(Zawiercie) Na miejsce w publicznym Żłobku przy ul. Marszałkowskiej 28 w Zawierciu według wyliczeń magistratu czeka 58 maluchów. Prywatny Żłobek „Świat Smerfów” przy ul. Jaśminowej 16 mógłby pomóc wielu rodzicom, ale mało kogo na niego stać. – Rosną ceny, koszty. Jesteśmy zmuszeni do utrzymania wysokich stawek. Staraliśmy się o dotację z gminy, ale cały czas jesteśmy zbywani – komentują założycielki niepublicznej placówki Monika Nowak i Ewelina Pietrusińska. Prywatny żłobek funkcjonuje w tej chwili na granicy opłacalności. Rodzice nie składają broni. – Będziemy walczyć o to miejsce, bo do miejskiego żłobka nasze dzieci nie mają szans się dostać – przyznają zgodnie.

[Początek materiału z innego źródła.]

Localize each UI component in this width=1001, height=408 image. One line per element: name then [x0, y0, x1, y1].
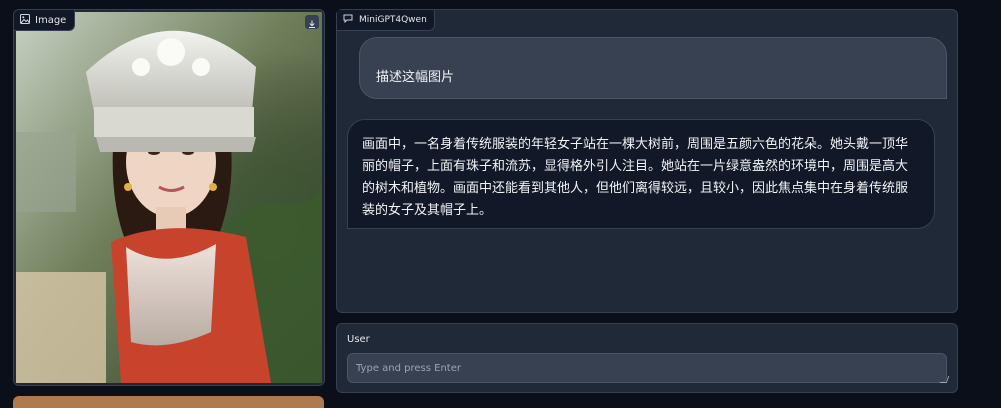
image-panel: Image: [13, 9, 325, 386]
user-input-label: User: [347, 334, 370, 345]
user-message: 描述这幅图片: [359, 37, 947, 99]
resize-handle[interactable]: [939, 376, 950, 383]
bot-message: 画面中，一名身着传统服装的年轻女子站在一棵大树前，周围是五颜六色的花朵。她头戴一…: [347, 119, 935, 229]
image-label-tag: Image: [14, 10, 76, 31]
chatbot-panel: MiniGPT4Qwen 描述这幅图片 画面中，一名身着传统服装的年轻女子站在一…: [336, 9, 958, 313]
image-icon: [20, 13, 30, 27]
chatbot-label-tag: MiniGPT4Qwen: [337, 10, 435, 31]
image-label-text: Image: [35, 14, 67, 26]
bottom-strip: [13, 396, 324, 408]
user-input-field[interactable]: [347, 353, 947, 383]
chat-icon: [343, 14, 353, 26]
uploaded-photo: [16, 12, 322, 383]
download-button[interactable]: [305, 15, 319, 29]
download-icon: [308, 13, 316, 32]
user-input-panel: User: [336, 323, 958, 393]
chatbot-label-text: MiniGPT4Qwen: [359, 15, 427, 25]
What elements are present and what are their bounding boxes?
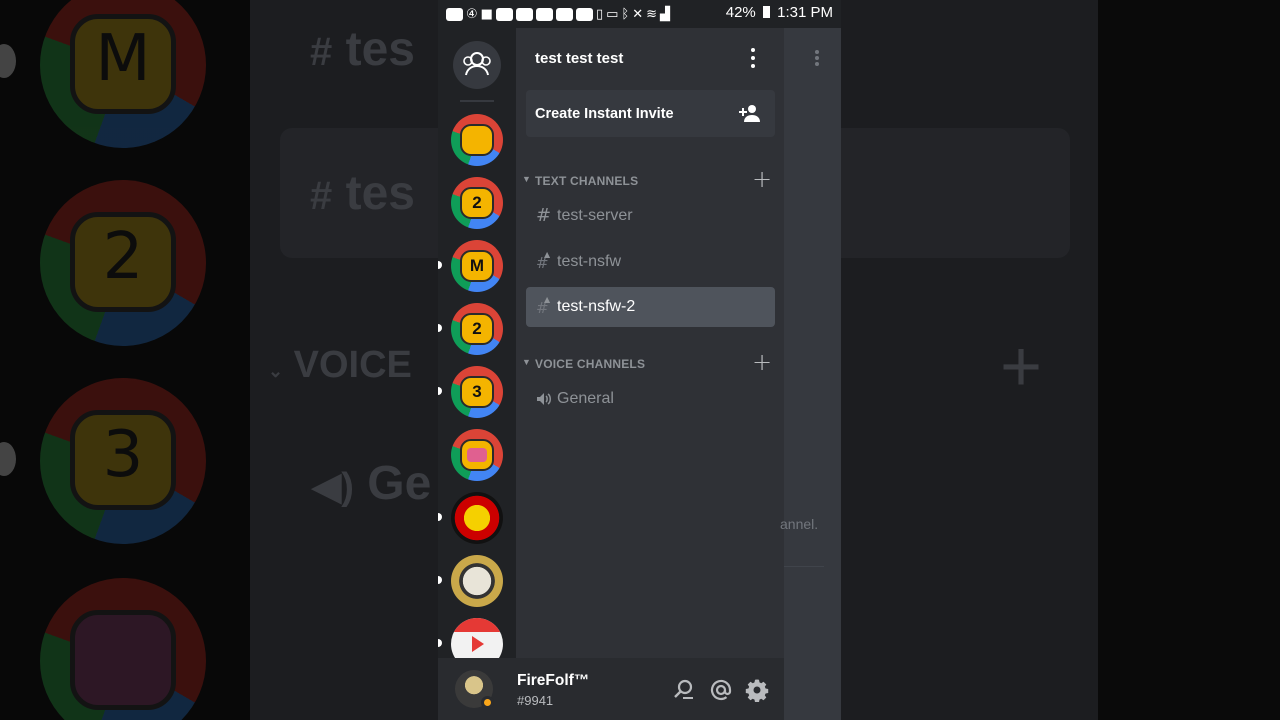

– Niestety nie ma szans na to, by moim dzieckiem zajęli się dziadkowie. Na opiekunkę także mnie nie stać. Muszę siedzieć w domu z córką. To byłby cud, gdyby udało nam się dostać żłobka – mówi jedna z matek. Temat był poruszany w czasie sesji rady Miejskiej w Zawierciu.
- Żłobek Miejski posiada 75 miejsc, które w chwili obecnej są w pełni wykorzystane – informuje Łukasz Czop rzecznik prasowy zawierciańskiego magistratu.

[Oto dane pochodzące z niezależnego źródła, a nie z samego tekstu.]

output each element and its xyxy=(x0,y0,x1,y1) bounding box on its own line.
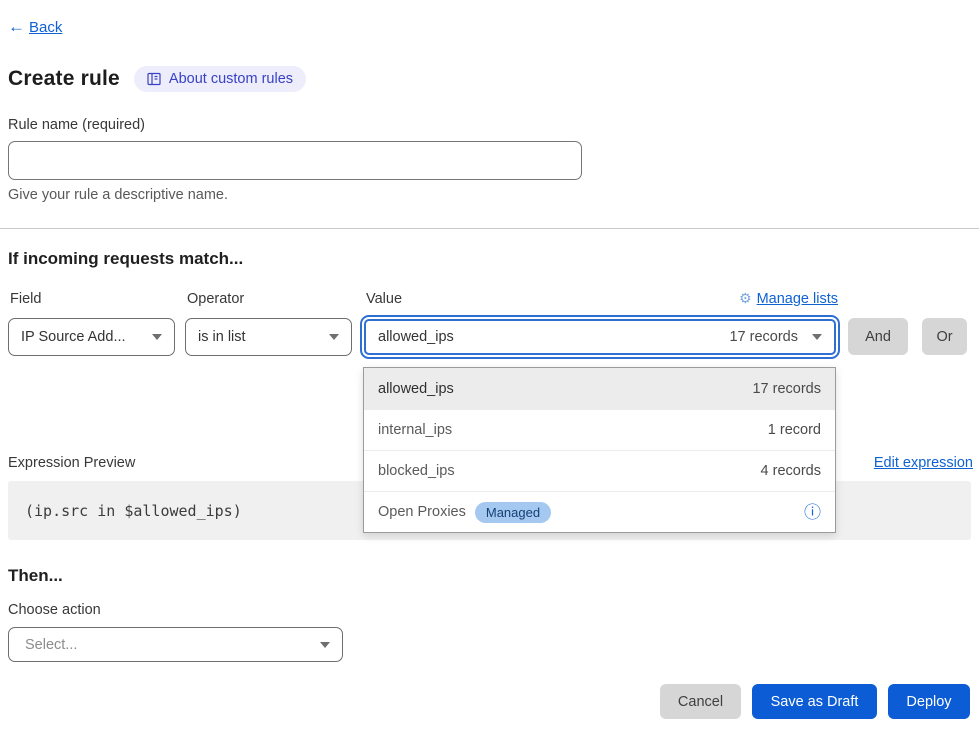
list-option-open-proxies[interactable]: Open Proxies Managed ⓘ xyxy=(364,491,835,532)
value-select-record-count: 17 records xyxy=(729,329,798,345)
deploy-button[interactable]: Deploy xyxy=(888,684,970,719)
action-select[interactable]: Select... xyxy=(8,627,343,662)
list-option-record-count: 4 records xyxy=(761,463,821,479)
list-option-allowed-ips[interactable]: allowed_ips 17 records xyxy=(364,368,835,409)
list-option-record-count: 1 record xyxy=(768,422,821,438)
rule-name-input[interactable] xyxy=(8,141,582,180)
manage-lists-label: Manage lists xyxy=(757,291,838,307)
back-arrow-icon: ← xyxy=(8,17,25,37)
section-divider xyxy=(0,228,979,229)
value-label: Value xyxy=(366,291,402,307)
or-button[interactable]: Or xyxy=(922,318,967,355)
list-option-internal-ips[interactable]: internal_ips 1 record xyxy=(364,409,835,450)
expression-preview-label: Expression Preview xyxy=(8,455,135,471)
gear-icon: ⚙ xyxy=(739,290,752,307)
value-dropdown-menu: allowed_ips 17 records internal_ips 1 re… xyxy=(363,367,836,533)
chevron-down-icon xyxy=(152,334,162,340)
cancel-button[interactable]: Cancel xyxy=(660,684,741,719)
value-select[interactable]: allowed_ips 17 records xyxy=(364,319,836,355)
book-icon xyxy=(147,72,161,86)
value-select-value: allowed_ips xyxy=(378,329,454,345)
list-option-name: blocked_ips xyxy=(378,463,455,479)
back-link-label: Back xyxy=(29,19,62,36)
rule-name-label: Rule name (required) xyxy=(8,117,145,133)
title-row: Create rule About custom rules xyxy=(8,66,306,92)
operator-label: Operator xyxy=(187,291,244,307)
chevron-down-icon xyxy=(812,334,822,340)
back-link[interactable]: ← Back xyxy=(8,17,62,37)
edit-expression-link[interactable]: Edit expression xyxy=(874,455,973,471)
and-button[interactable]: And xyxy=(848,318,908,355)
info-icon[interactable]: ⓘ xyxy=(804,504,821,521)
operator-select-value: is in list xyxy=(198,329,246,345)
field-label: Field xyxy=(10,291,41,307)
about-badge-label: About custom rules xyxy=(169,71,293,87)
list-option-name: allowed_ips xyxy=(378,381,454,397)
field-select-value: IP Source Add... xyxy=(21,329,126,345)
create-rule-page: ← Back Create rule About custom rules Ru… xyxy=(0,0,979,739)
about-custom-rules-link[interactable]: About custom rules xyxy=(134,66,306,92)
managed-badge: Managed xyxy=(475,502,551,523)
operator-select[interactable]: is in list xyxy=(185,318,352,356)
list-option-name: internal_ips xyxy=(378,422,452,438)
field-select[interactable]: IP Source Add... xyxy=(8,318,175,356)
action-select-placeholder: Select... xyxy=(25,637,77,653)
chevron-down-icon xyxy=(329,334,339,340)
manage-lists-link[interactable]: ⚙ Manage lists xyxy=(739,290,838,307)
match-section-heading: If incoming requests match... xyxy=(8,249,243,269)
expression-code: (ip.src in $allowed_ips) xyxy=(25,502,242,520)
choose-action-label: Choose action xyxy=(8,602,101,618)
save-as-draft-button[interactable]: Save as Draft xyxy=(752,684,877,719)
rule-name-help-text: Give your rule a descriptive name. xyxy=(8,187,228,203)
list-option-name: Open Proxies xyxy=(378,504,466,520)
page-title: Create rule xyxy=(8,67,120,91)
then-section-heading: Then... xyxy=(8,566,63,586)
list-option-record-count: 17 records xyxy=(752,381,821,397)
list-option-blocked-ips[interactable]: blocked_ips 4 records xyxy=(364,450,835,491)
chevron-down-icon xyxy=(320,642,330,648)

58 dzieci czeka na swoje miejsce w placówce. Rodzice załamują ręce. W Zawierciu pracy brakuje, a młode matki często nie mają nawet szans na znalezienie zatrudnienia. – Rodzi się coraz mniej dzieci. Wydłużenie wieku emerytalnego sprawiło, że pracować muszą wszyscy. Babcie i dziadkowie są coraz bardziej zajęci. Nikt nie namówi matek do posiadania potomstwa skoro w kraju brakuje warunków - komentują rodzice.
W stolicy powiatu i tak nie jest źle, niektóre miasta żłobka nie mają wcale. – Chcielibyśmy pozyskać dotację od miasta. W tej chwili za jedno dziecko, którym się opiekujemy rodzice muszą płacić 600 złotych miesięcznie za 10 godzin opieki w tym wyżywienie. Gdyby udało nam się uzyskać dodatkowe środki, to opłaty byłyby mniejsze - wskazuje Ewelina Pietrusińska z Prywatnego Żłobka „Świat Smerfów”.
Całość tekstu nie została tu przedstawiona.